I can tell you what I didn’t expect. I didn’t expect to be having my first panic attack ever, and to be wandering around and around the circular driveway in front of my house, at 4 in the morning four days after having given birth to my daughter. Did you know that 4 am is when most people run their sprinklers? It didn’t occur to me, but now I know.
Why the panic attack? It came out of the blue on certain levels. I had my baby last Wednesday morning and she is beautiful and perfect (I may be biased). The delivery…well, let’s just say all’s well that ends well (my obstetrician showed up at 11:02. Baby delivered 11:13. Can you say “cutting it close”?), and take up a collection to send the anesthesiologist back to school for some refresher courses in Epidural 101.
But after having this baby, a few things happened that were new and wonderful. Like looking at my husband just after we heard her cry for the first time, and watching each other cry as well out of sheer joy. So this is what it feels like, I thought (ignoring the goings-on of my placenta at the other end of the table), to be totally and completely overjoyed. Another wonder: by the end of the day, I was walking around, footloose and cramp-free and feeling amazingly happy, as though I should be followed around by the Katrina and the Waves classic tune “Walking on Sunshine.” And a third: less than 48 hours after I delivered, my sister gave birth to her own little girl right down the hall from me. We took pictures of the two new cousins in their plastic bassinets. Pretty awesome.

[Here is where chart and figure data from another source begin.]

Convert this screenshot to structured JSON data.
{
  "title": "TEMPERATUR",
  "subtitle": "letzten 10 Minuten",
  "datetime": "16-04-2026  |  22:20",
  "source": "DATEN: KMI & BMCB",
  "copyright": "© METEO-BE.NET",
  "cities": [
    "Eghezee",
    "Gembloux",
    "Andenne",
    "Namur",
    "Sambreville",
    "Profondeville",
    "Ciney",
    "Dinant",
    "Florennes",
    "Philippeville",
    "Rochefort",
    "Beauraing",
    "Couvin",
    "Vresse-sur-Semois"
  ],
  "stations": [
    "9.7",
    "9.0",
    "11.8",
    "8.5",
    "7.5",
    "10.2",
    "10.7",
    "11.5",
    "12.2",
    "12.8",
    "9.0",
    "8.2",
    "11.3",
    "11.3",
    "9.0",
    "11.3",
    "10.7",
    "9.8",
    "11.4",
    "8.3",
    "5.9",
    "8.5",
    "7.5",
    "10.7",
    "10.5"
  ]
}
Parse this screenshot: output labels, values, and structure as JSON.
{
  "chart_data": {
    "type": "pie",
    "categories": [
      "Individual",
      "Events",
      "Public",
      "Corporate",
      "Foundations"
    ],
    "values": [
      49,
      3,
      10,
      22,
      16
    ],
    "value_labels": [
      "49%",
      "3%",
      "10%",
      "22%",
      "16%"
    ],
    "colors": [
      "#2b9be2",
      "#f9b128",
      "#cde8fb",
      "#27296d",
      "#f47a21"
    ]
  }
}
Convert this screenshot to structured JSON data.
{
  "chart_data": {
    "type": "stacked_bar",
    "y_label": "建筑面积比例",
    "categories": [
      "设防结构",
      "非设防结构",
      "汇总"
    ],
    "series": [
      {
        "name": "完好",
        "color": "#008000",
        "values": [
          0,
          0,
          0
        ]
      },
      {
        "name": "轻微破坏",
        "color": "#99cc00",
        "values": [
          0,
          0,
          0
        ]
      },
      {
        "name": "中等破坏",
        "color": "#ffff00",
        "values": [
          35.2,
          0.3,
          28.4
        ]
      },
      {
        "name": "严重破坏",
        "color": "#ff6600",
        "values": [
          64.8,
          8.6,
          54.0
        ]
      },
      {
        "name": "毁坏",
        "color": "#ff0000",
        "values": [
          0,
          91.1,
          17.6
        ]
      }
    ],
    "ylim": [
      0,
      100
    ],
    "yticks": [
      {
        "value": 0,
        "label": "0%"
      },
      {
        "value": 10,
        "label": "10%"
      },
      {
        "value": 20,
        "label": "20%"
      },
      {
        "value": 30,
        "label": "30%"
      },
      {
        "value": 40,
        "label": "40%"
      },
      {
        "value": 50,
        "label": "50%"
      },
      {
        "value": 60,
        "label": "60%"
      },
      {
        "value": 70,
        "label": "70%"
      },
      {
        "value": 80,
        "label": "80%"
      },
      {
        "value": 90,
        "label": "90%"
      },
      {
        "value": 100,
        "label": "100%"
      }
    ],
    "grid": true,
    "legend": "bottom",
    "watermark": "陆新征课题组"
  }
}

In short, it’s been an amazing week and I could not be more grateful.
So I was floored when I took my gorgeous, 9-on-the-Apgar (bragging about test scores already! Go Tiger Mom!) baby home, fed her, said good night to our baby nurse, went to sleep, and started having a series of insane, off-the-chart nightmares that made me think that maybe I would be better off awake.
Nightmare One: I fall asleep quickly. I wake up because it is time to nurse the baby. In the soft light of my bedroom, I watch her and marvel at her tiny fingers, her quick breaths. I then fall asleep. I wake up in a panic, realizing I have fallen asleep with the baby at my breast, but she’s no longer there. I throw pillows on the floor, my breath getting quicker and quicker as I plunge into the duvet with my hands, hoping against hope that I find her alive.
Then I wake up.
Nice, right? That’s a winner in the Baby Anxiety Nightmare Hall of Fame. It’s a classic. I actually remember having had it with the other two kids. I mean, look, I get it – what makes it so terrifying is the idea that even when you are trying to take care of your child, you could unwittingly, sleepily screw up with horrible, unspeakable results. Let’s give it a 10 for realism, a 10 for heart-quickening drama and a 3 for likelihood of it actually happening.
Nightmare Two: I am in the house. I know my baby is somewhere in the house, but I don’t know where. I listen for her, but only hear the thumping of my heart in my throat as I search and search, more and more frantically. Then I wake up.
Another classic self-flagellator of a dream. Highly realistic and dramatic, very unlikely to actually occur.
Nightmare Three: I have had my daughter, but not with my husband. No, I have somehow vaulted back in time to my marriage with my ex-husband, and he seems to think that I am his wife and this is his baby. I protest along the lines of the Talking Heads (“This is not my beautiful house! I am not your beautiful wife!”) but to no avail. We live in the house in which I live with my actual husband, my baby’s actual father, but he is nowhere to be found. Instead, the toilets are overflowing, my older children are behaving like animals and playing catch with the baby (as in baby = ball), and I am crying in a corner. That last part feels oddly familiar, actually.
That one, if not the scariest, is at least the least likely to actually occur.
In between these cinematic nightmare scenarios, by the way, I’m waking up to feed the baby. Which I totally wouldn’t mind, were it not for the fact that I spend the feeding time staring at her, Clockwork-Orange-style, telling myself I’m not going to blink, lest she gets lost in the blankets/the house/my old marriage.
So all this sort of explains why the next night, I opt to panic rather than sleep.
But only sort of, at the end of the day. As I roam the house post driveway-pacing, consumed by anxiety that causes epic-level knots in my neck that make it difficult to turn my head to the left (who needs the left, anyway?), I find the membership renewal forms for our synagogue. I make the mental note that I have to order High Holiday tickets. I think of last year at Rosh Hashana services, when I saw people with new babies and wondered when and if I would be one of them.
And I think about the Unetaneh Tokef, a prayer said on Rosh Hashana which never fails to move me to tears. “Let us tell how utterly holy this day is,” the prayer says. And all my anxiety, I realize, stems from the fear of losing something that is the most transcendentally holy and amazing thing a person can ever have in life. And it makes sense.
But I can, if I try, let my anxiety go. After all, what is anxiety but a passing cloud, or a dream that vanishes?